Da Emanuela Orlandi e Denise Pipitone ad Alle Venturelli: «Una bara vuota per ricordare che sono scomparsi, non sepolti»
La manifestazione organizzata a Roma da Roberta Carassai, madre del giovane sassolese di cui non si hanno più notizie dal 2020, con Pietro Orlandi, Marisa Alagna (moglie di Antonino Pipitone) e i familiari di tante persone scomparse: Giacomo Solinas, Marco Benso, Riccardo Branchini, Tulio Rossi e molti altri
ROMA. «Una bara vuota, aperta, per ribadire che Alle è scomparso, non sepolto. E che bisogna continuare a cercare». È l’appello lanciato da Roma da Roberta Carassai, madre di Alessandro Venturelli. Nella capitale si è tenuta una manifestazione che ha riunito familiari di tante persone scomparse: Emanuela Orlandi, Denise Pipitone, Giacomo Solinas, Marco Benso, Riccardo Branchini, Tulio Rossi e tanti altri.
Roberta, che da quando “Alle” è sparito non si è mai arresa, insieme all'avvocato Claudio Falleti e Marc Di Maggio ha fondato l’associazione “Nostos”, che si occupa di sensibilizzare sul tema delle persone scomparse. E proprio con “Nostos” ha messo in piedi questa manifestazione.
«Eravamo più di settanta, uniti per chiedere giustizia – continua Carassai –. La bara aperta è il simbolo dell’incognita che avvolge tutti i casi come questi. Ci sentiamo abbandonati dalle istituzioni. È umiliante essere costretti a battagliare contro la giustizia. Noi chiediamo l’attivazione di tutti gli strumenti utili in possesso alle Procure. A partire dai droni, che possono aiutare a localizzare e identificare rapidamente le persone. Un altro punto su cui insistiamo è quello di acquisire tempestivamente le immagini di videosorveglianza. Il caso di Alle è eclatante da questo punto di vista. In cinque anni non è stata visionata nessuna telecamera. Avrebbero potute essere decisive, soprattutto nelle prime ore dalla sparizione».
Alessandro Venturelli è scomparso nel 2020. Da lì, si sono susseguite diverse segnalazioni, l’ultima quella arrivata da Bucarest un anno fa, ma nessuna ha portato a svolte concrete. Lo scorso 9 luglio il pm ha chiesto per la terza volta per l’archiviazione, in attesa della risposta del giudice.
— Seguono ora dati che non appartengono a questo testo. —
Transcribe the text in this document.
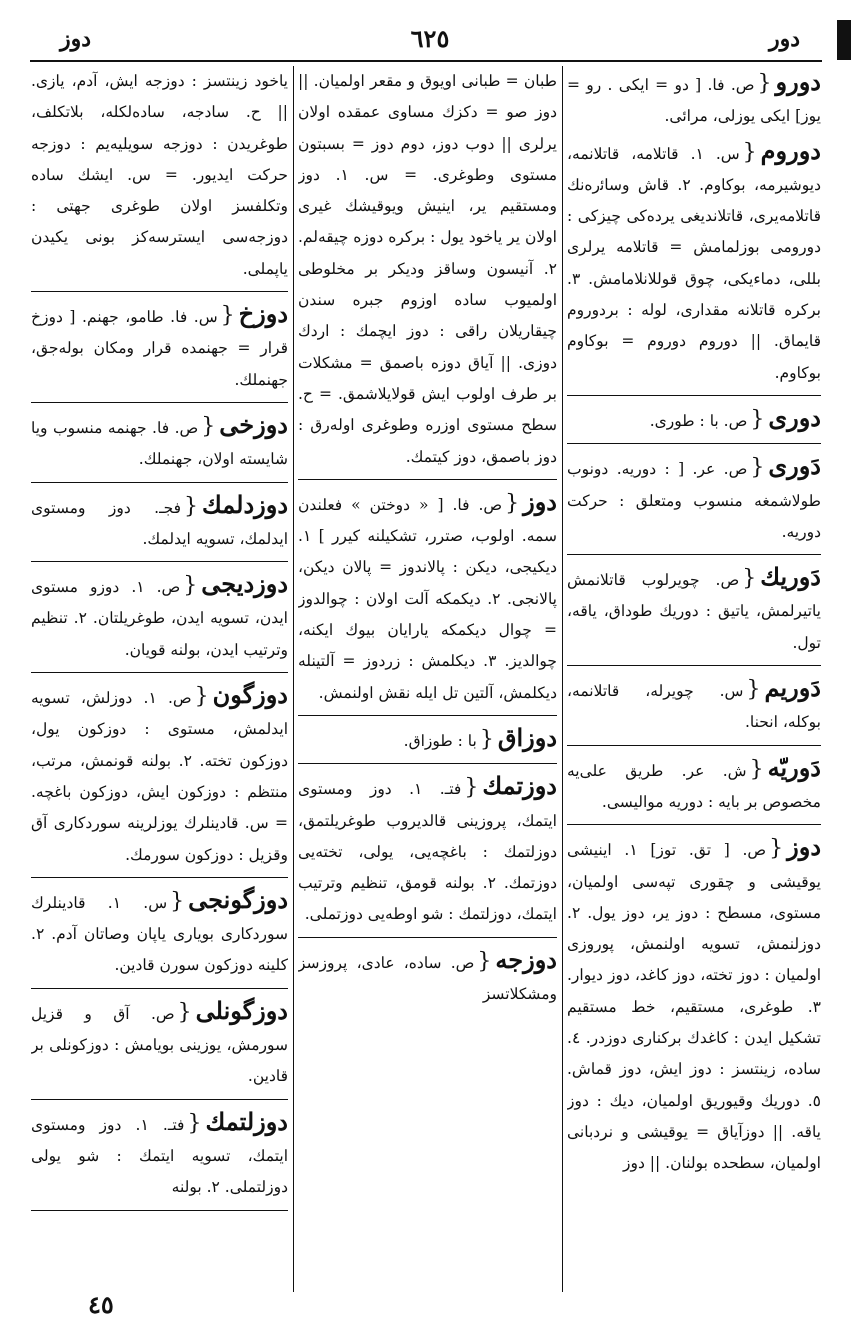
دور
٦٢٥
دوز
دورو{ص. فا. [ دو = ایکی . رو = یوز] ایکی یوزلی، مرائی.
دوروم{س. ۱. قاتلامه، قاتلانمه، دیوشیرمه، بوکاوم. ۲. قاش وساﺋره‌نك قاتلامه‌یری، قاتلاندیغی یرده‌کی چیزکی : دورومی بوزلمامش = قاتلامه یرلری بللی، دماءیکی، چوق قوللانلامامش. ۳. برکره قاتلانه مقداری، لوله : بردوروم قایماق. || دوروم دوروم = بوکاوم بوکاوم.
دوری{ص. با : طوری.
دَوری{ص. عر. [ : دوریه. دونوب طولاشمغه منسوب ومتعلق : حرکت دوریه.
دَوریك{ص. چویرلوب قاتلانمش یاتیرلمش، یاتیق : دوریك طوداق، یاقه، تول.
دَوریم{س. چویرله، قاتلانمه، بوکله، انحنا.
دَوریّه{ش. عر. طریق علی‌یه مخصوص بر بایه : دوریه موالیسی.
دوز{ص. [ تق. توز] ۱. اینیشی یوقیشی و چقوری تپه‌سی اولمیان، مستوی، مسطح : دوز یر، دوز یول. ۲. دوزلنمش، تسویه اولنمش، پوروزی اولمیان : دوز تخته، دوز کاغد، دوز دیوار. ۳. طوغری، مستقیم، خط مستقیم تشکیل ایدن : کاغدك برکناری دوزدر. ٤. ساده، زینتسز : دوز ایش، دوز قماش. ٥. دوریك وقیوریق اولمیان، دیك : دوز یاقه. || دوزآیاق = یوقیشی و نردبانی اولمیان، سطحده بولنان. || دوز
طبان = طبانی اویوق و مقعر اولمیان. || دوز صو = دکزك مساوی عمقده اولان یرلری || دوب دوز، دوم دوز = بسبتون مستوی وطوغری. = س. ۱. دوز ومستقیم یر، اینیش ویوقیشك غیری اولان یر یاخود یول : برکره دوزه چیقه‌لم. ۲. آنیسون وساقز ودیکر بر مخلوطی اولمیوب ساده اوزوم جبره سندن چیقاریلان راقی : دوز ایچمك : اردك دوزی. || آیاق دوزه باصمق = مشکلات بر طرف اولوب ایش قولایلاشمق. = ح. سطح مستوی اوزره وطوغری اوله‌رق : دوز باصمق، دوز کیتمك.
دوز{ص. فا. [ « دوختن » فعلندن سمه. اولوب، صترر، تشکیلنه کیرر ] ۱. دیکیجی، دیکن : پالاندوز = پالان دیکن، پالانجی. ۲. دیکمکه آلت اولان : چوالدوز = چوال دیکمکه یارایان بیوك ایکنه، چوالدیز. ۳. دیکلمش : زردوز = آلتینله دیکلمش، آلتین تل ایله نقش اولنمش.
دوزاق{با : طوزاق.
دوزتمك{فتـ. ۱. دوز ومستوی ایتمك، پروزینی قالدیروب طوغریلتمق، دوزلتمك : باغچه‌یی، یولی، تخته‌یی دوزتمك. ۲. بولنه قومق، تنظیم وترتیب ایتمك، دوزلتمك : شو اوطه‌یی دوزتملی.
دوزجه{ص. ساده، عادی، پروزسز ومشکلاتسز
یاخود زینتسز : دوزجه ایش، آدم، یازی. || ح. سادجه، ساده‌لکله، بلاتکلف، طوغریدن : دوزجه سویلیه‌یم : دوزجه حرکت ایدیور. = س. ایشك ساده وتکلفسز اولان طوغری جهتی : دوزجه‌سی ایسترسه‌کز بونی یکیدن یاپملی.
دوزخ{س. فا. طامو، جهنم. [ دوزخ قرار = جهنمده قرار ومکان بوله‌جق، جهنملك.
دوزخی{ص. فا. جهنمه منسوب ویا شایسته اولان، جهنملك.
دوزدلمك{فجـ. دوز ومستوی ایدلمك، تسویه ایدلمك.
دوزدیجی{ص. ۱. دوزو مستوی ایدن، تسویه ایدن، طوغریلتان. ۲. تنظیم وترتیب ایدن، بولنه قویان.
دوزگون{ص. ۱. دوزلش، تسویه ایدلمش، مستوی : دوزکون یول، دوزکون تخته. ۲. بولنه قونمش، مرتب، منتظم : دوزکون ایش، دوزکون باغچه. = س. قادینلرك یوزلرینه سوردکاری آق وقزیل : دوزکون سورمك.
دوزگونجی{س. ۱. قادینلرك سوردکاری بویاری یاپان وصاتان آدم. ۲. کلینه دوزکون سورن قادین.
دوزگونلی{ص. آق و قزیل سورمش، یوزینی بویامش : دوزکونلی بر قادین.
دوزلتمك{فتـ. ۱. دوز ومستوی ایتمك، تسویه ایتمك : شو یولی دوزلتملی. ۲. بولنه
٤٥
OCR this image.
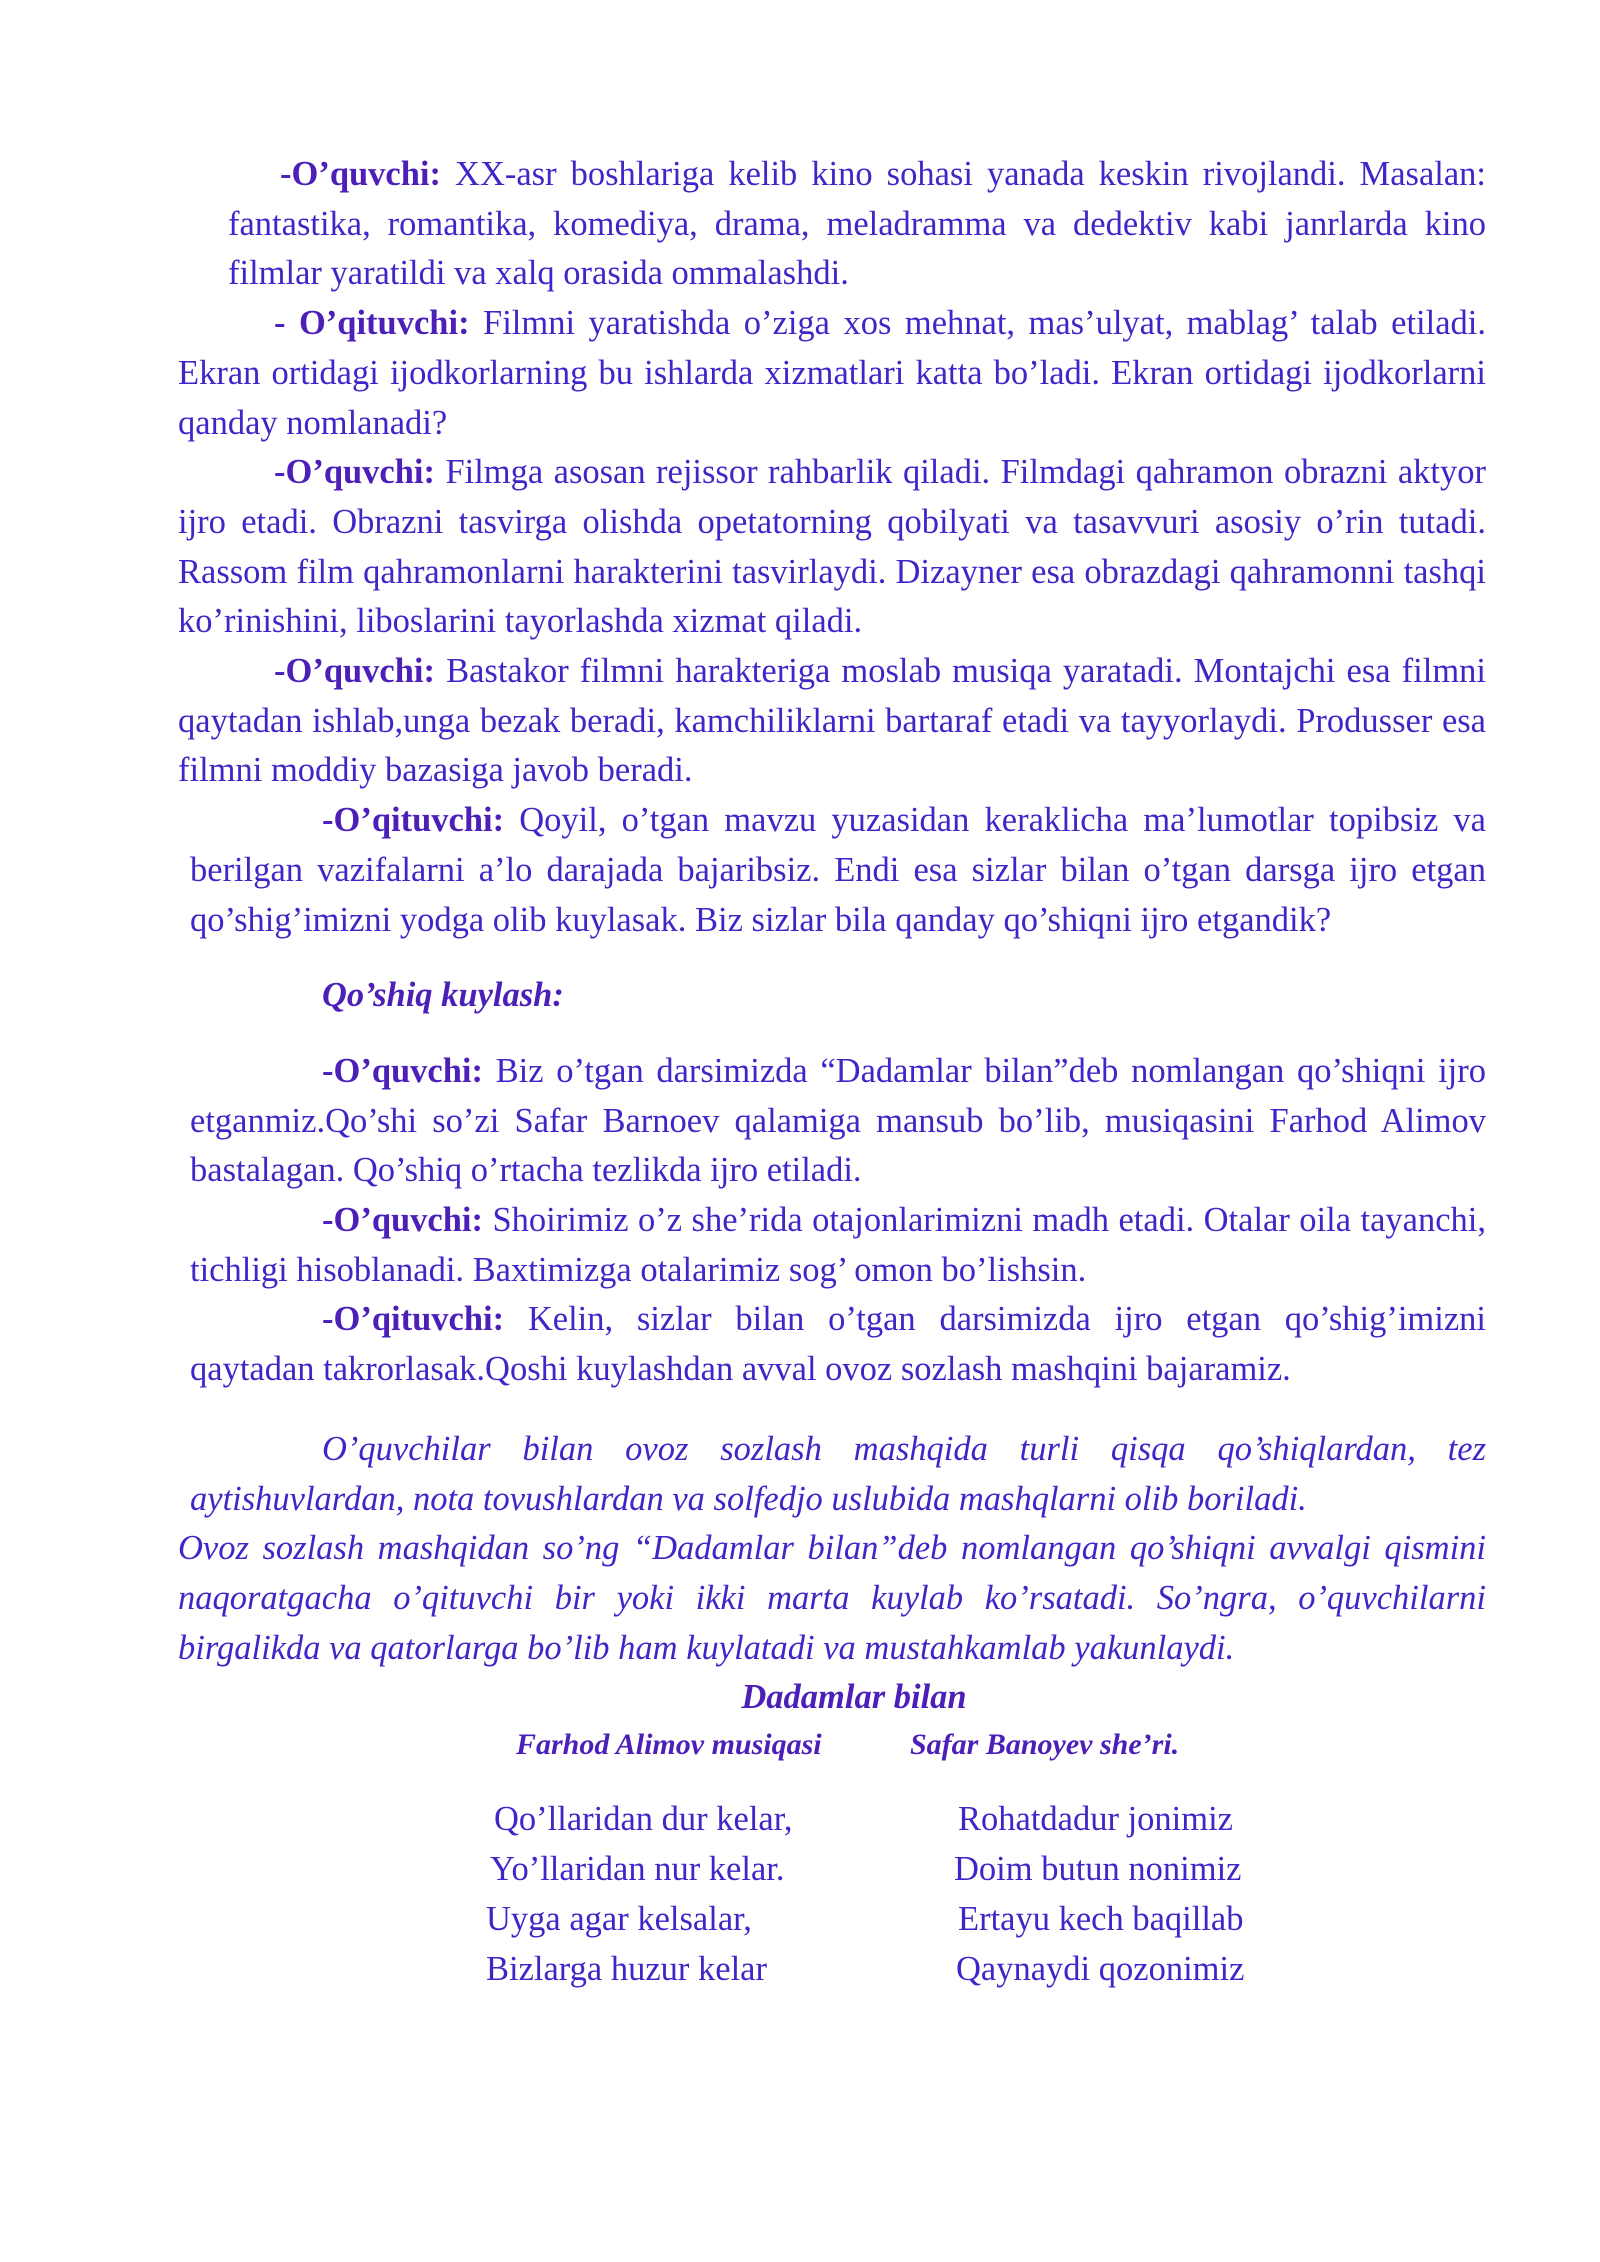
-O’quvchi: XX-asr boshlariga kelib kino sohasi yanada keskin rivojlandi. Masalan: fantastika, romantika, komediya, drama, meladramma va dedektiv kabi janrlarda kino filmlar yaratildi va xalq orasida ommalashdi.

- O’qituvchi: Filmni yaratishda o’ziga xos mehnat, mas’ulyat, mablag’ talab etiladi. Ekran ortidagi ijodkorlarning bu ishlarda xizmatlari katta bo’ladi. Ekran ortidagi ijodkorlarni qanday nomlanadi?

-O’quvchi: Filmga asosan rejissor rahbarlik qiladi. Filmdagi qahramon obrazni aktyor ijro etadi. Obrazni tasvirga olishda opetatorning qobilyati va tasavvuri asosiy o’rin tutadi. Rassom film qahramonlarni harakterini tasvirlaydi. Dizayner esa obrazdagi qahramonni tashqi ko’rinishini, liboslarini tayorlashda xizmat qiladi.

-O’quvchi: Bastakor filmni harakteriga moslab musiqa yaratadi. Montajchi esa filmni qaytadan ishlab,unga bezak beradi, kamchiliklarni bartaraf etadi va tayyorlaydi. Produsser esa filmni moddiy bazasiga javob beradi.

-O’qituvchi: Qoyil, o’tgan mavzu yuzasidan keraklicha ma’lumotlar topibsiz va berilgan vazifalarni a’lo darajada bajaribsiz. Endi esa sizlar bilan o’tgan darsga ijro etgan qo’shig’imizni yodga olib kuylasak. Biz sizlar bila qanday qo’shiqni ijro etgandik?

Qo’shiq kuylash:

-O’quvchi: Biz o’tgan darsimizda “Dadamlar bilan”deb nomlangan qo’shiqni ijro etganmiz.Qo’shi so’zi Safar Barnoev qalamiga mansub bo’lib, musiqasini Farhod Alimov bastalagan. Qo’shiq o’rtacha tezlikda ijro etiladi.

-O’quvchi: Shoirimiz o’z she’rida otajonlarimizni madh etadi. Otalar oila tayanchi, tichligi hisoblanadi. Baxtimizga otalarimiz sog’ omon bo’lishsin.

-O’qituvchi: Kelin, sizlar bilan o’tgan darsimizda ijro etgan qo’shig’imizni qaytadan takrorlasak.Qoshi kuylashdan avval ovoz sozlash mashqini bajaramiz.

O’quvchilar bilan ovoz sozlash mashqida turli qisqa qo’shiqlardan, tez aytishuvlardan, nota tovushlardan va solfedjo uslubida mashqlarni olib boriladi.

Ovoz sozlash mashqidan so’ng “Dadamlar bilan”deb nomlangan qo’shiqni avvalgi qismini naqoratgacha o’qituvchi bir yoki ikki marta kuylab ko’rsatadi. So’ngra, o’quvchilarni birgalikda va qatorlarga bo’lib ham kuylatadi va mustahkamlab yakunlaydi.

Dadamlar bilan

Farhod Alimov musiqasi	Safar Banoyev she’ri.
Qo’llaridan dur kelar,
Yo’llaridan nur kelar.
Uyga agar kelsalar,
Bizlarga huzur kelar
Rohatdadur jonimiz
Doim butun nonimiz
Ertayu kech baqillab
Qaynaydi qozonimiz
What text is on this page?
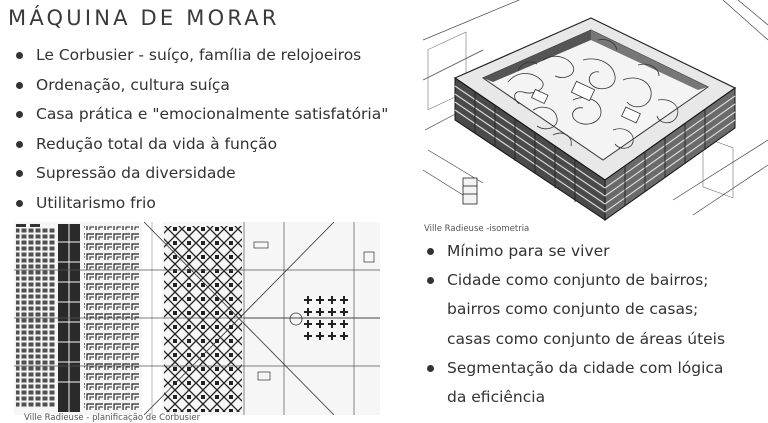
MÁQUINA DE MORAR
Le Corbusier - suíço, família de relojoeiros
Ordenação, cultura suíça
Casa prática e "emocionalmente satisfatória"
Redução total da vida à função
Supressão da diversidade
Utilitarismo frio
Ville Radieuse -isometria
Ville Radieuse - planificação de Corbusier
Mínimo para se viver
Cidade como conjunto de bairros;
bairros como conjunto de casas;
casas como conjunto de áreas úteis
Segmentação da cidade com lógica
da eficiência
«C’è un buco legislativo che permette di archiviare con facilità i casi di sparizione. Non dubito che Alle si possa essere allontanato sulle proprie gambe – insiste Carassai –, come sostiene la Procura. Ma è chiaro che è avvenuto in un momento di estrema fragilità, di grande malessere interiore, e non è mai stata presa in considerazione la possibilità che sia stato manipolato da altre persone. L’allontanamento volontario non può, non deve essere un paracadute per la giustizia».
Il corteo dei famigliari degli scomparsi è partito ieri da via Giulio Cesare e ha raggiunto piazza Cavour.
«Oltre alla maggiore celerità delle indagini, chiediamo l’istituzione di professionisti formati specificamente per la ricerca delle persone scomparse. È un dolore che accomuna tutti i familiari di persone su cui non si hanno risposte. Siamo tutti in guerra con la giustizia. L’allontanamento volontario non può essere un modo per autorizzare la sospensione delle indagini. Una persona che sta bene dice che ha bisogno di una pausa, avverte che si sta allontanando. Invece Alle viveva un profondo malessere, e non possiamo accettare l’allontanamento volontariamente come motivazione. È lecito immaginare che dietro alla sua sparizione ci sia il coinvolgimento di altre persone», conclude Carassai.